Assent Compliance, a company that helps large manufacturers like GE and Rolls Royce manage complex supply chains through an online data exchange, announced a new tool this week that lets any company, whether they’re a customer or not, upload bills of materials and see on a map where COVID-19 is having an impact on their supply chain.

Company co-founder Matt Whitteker, says the Ottawa startup focuses on supply chain data management, which means it has the data and the tooling to develop a data-driven supply chain map based on WHO data identifying COVID hotspots. He believes that his is the only company to have done this.

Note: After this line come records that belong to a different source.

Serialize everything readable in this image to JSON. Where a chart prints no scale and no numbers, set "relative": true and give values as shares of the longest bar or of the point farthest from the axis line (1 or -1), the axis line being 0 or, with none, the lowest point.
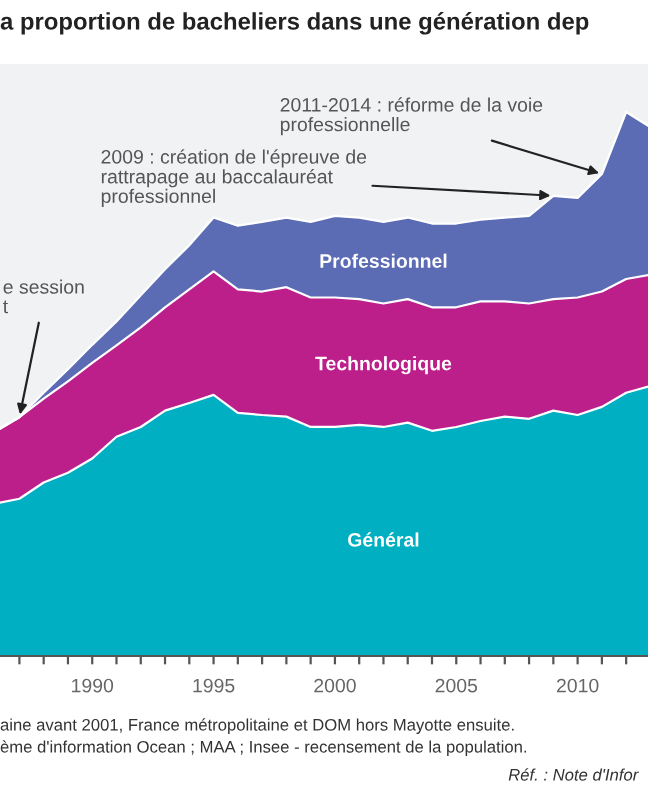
{
  "chart_data": {
    "type": "area",
    "stacked": true,
    "relative": true,
    "title": "a proportion de bacheliers dans une génération dep",
    "x": [
      1986.2,
      1987,
      1988,
      1989,
      1990,
      1991,
      1992,
      1993,
      1994,
      1995,
      1996,
      1997,
      1998,
      1999,
      2000,
      2001,
      2002,
      2003,
      2004,
      2005,
      2006,
      2007,
      2008,
      2009,
      2010,
      2011,
      2012,
      2012.9
    ],
    "series": [
      {
        "name": "Général",
        "color": "#00afc1",
        "values": [
          0.282,
          0.289,
          0.319,
          0.337,
          0.363,
          0.403,
          0.421,
          0.451,
          0.465,
          0.48,
          0.447,
          0.443,
          0.44,
          0.421,
          0.421,
          0.425,
          0.421,
          0.429,
          0.414,
          0.421,
          0.432,
          0.44,
          0.436,
          0.451,
          0.443,
          0.458,
          0.484,
          0.495
        ]
      },
      {
        "name": "Technologique",
        "color": "#bc1e8a",
        "values": [
          0.136,
          0.15,
          0.154,
          0.168,
          0.176,
          0.168,
          0.183,
          0.19,
          0.209,
          0.227,
          0.227,
          0.227,
          0.238,
          0.238,
          0.238,
          0.231,
          0.227,
          0.227,
          0.227,
          0.22,
          0.22,
          0.212,
          0.212,
          0.205,
          0.216,
          0.212,
          0.209,
          0.205
        ]
      },
      {
        "name": "Professionnel",
        "color": "#5b6bb4",
        "values": [
          0,
          0,
          0.011,
          0.022,
          0.033,
          0.044,
          0.059,
          0.07,
          0.081,
          0.099,
          0.117,
          0.128,
          0.128,
          0.139,
          0.15,
          0.15,
          0.15,
          0.15,
          0.154,
          0.154,
          0.15,
          0.154,
          0.161,
          0.19,
          0.183,
          0.216,
          0.307,
          0.275
        ]
      }
    ],
    "xlim": [
      1986.2,
      2012.9
    ],
    "xticks": [
      {
        "value": 1987,
        "label": null
      },
      {
        "value": 1988,
        "label": null
      },
      {
        "value": 1989,
        "label": null
      },
      1990,
      {
        "value": 1991,
        "label": null
      },
      {
        "value": 1992,
        "label": null
      },
      {
        "value": 1993,
        "label": null
      },
      {
        "value": 1994,
        "label": null
      },
      1995,
      {
        "value": 1996,
        "label": null
      },
      {
        "value": 1997,
        "label": null
      },
      {
        "value": 1998,
        "label": null
      },
      {
        "value": 1999,
        "label": null
      },
      2000,
      {
        "value": 2001,
        "label": null
      },
      {
        "value": 2002,
        "label": null
      },
      {
        "value": 2003,
        "label": null
      },
      {
        "value": 2004,
        "label": null
      },
      2005,
      {
        "value": 2006,
        "label": null
      },
      {
        "value": 2007,
        "label": null
      },
      {
        "value": 2008,
        "label": null
      },
      {
        "value": 2009,
        "label": null
      },
      2010,
      {
        "value": 2011,
        "label": null
      },
      {
        "value": 2012,
        "label": null
      }
    ],
    "annotations": [
      {
        "text": "2011-2014 : réforme de la voie\nprofessionnelle",
        "x": 2011,
        "y": 0.886
      },
      {
        "text": "2009 : création de l'épreuve de\nrattrapage au baccalauréat\nprofessionnel",
        "x": 2009,
        "y": 0.846
      },
      {
        "text": "e session\nt",
        "x": 1987,
        "y": 0.439
      },
      "aine avant 2001, France métropolitaine et DOM hors Mayotte ensuite.",
      "ème d'information Ocean ; MAA ; Insee - recensement de la population.",
      "Réf. : Note d'Infor"
    ],
    "legend": false
  }
}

“We’re the only ones that have taken supply chain data and applied it to this particular pandemic. And it’s something that’s really native to our platform. We have all that data on hand — we have location data for suppliers. So it’s just a matter of applying that with third party data sources (like the WHO data), and then extracting valuable business intelligence from it,” he said.

If you want to participate, you simply go to the company website and fill out a form. A customer success employee will contact you and walk you through the process of uploading your data to the platform. Once they have your data, they generate a map showing the parts of the world where your supply chain is most likely to be disrupted, identifying the level of risk based on your individual data.

The company captures supply chain data as part of the act of doing business with 1000 customers and 500,000 suppliers currently on their platform. “When companies are manufacturing products they have what’s called a bill of materials, kind of like a recipe. And companies upload their bill of materials that basically outlines all their parts, components and commodities, and who they get them from, which basically represents their supply chain,” Whitteker explained.

After the company uploads the bill of materials, Assent opens a portal for the companies to exchange data, which might be tax forms, proof of sourcing or any kind of information and documentation the manufacturer needs to comply with legal and regulatory rules around procurement of a given part.

They decided to start building the COVID-19 map application when they recognized that this was going to have the biggest supply chain disruption the world has seen since World War II. It took about a month to build it. It went into Beta last week with customers and over 350 signed up in the first two hours. This week, they made the tool generally available to anyone, even non-customers, for free.

The company was founded in 2016 and raised $220 million, according to Whitteker.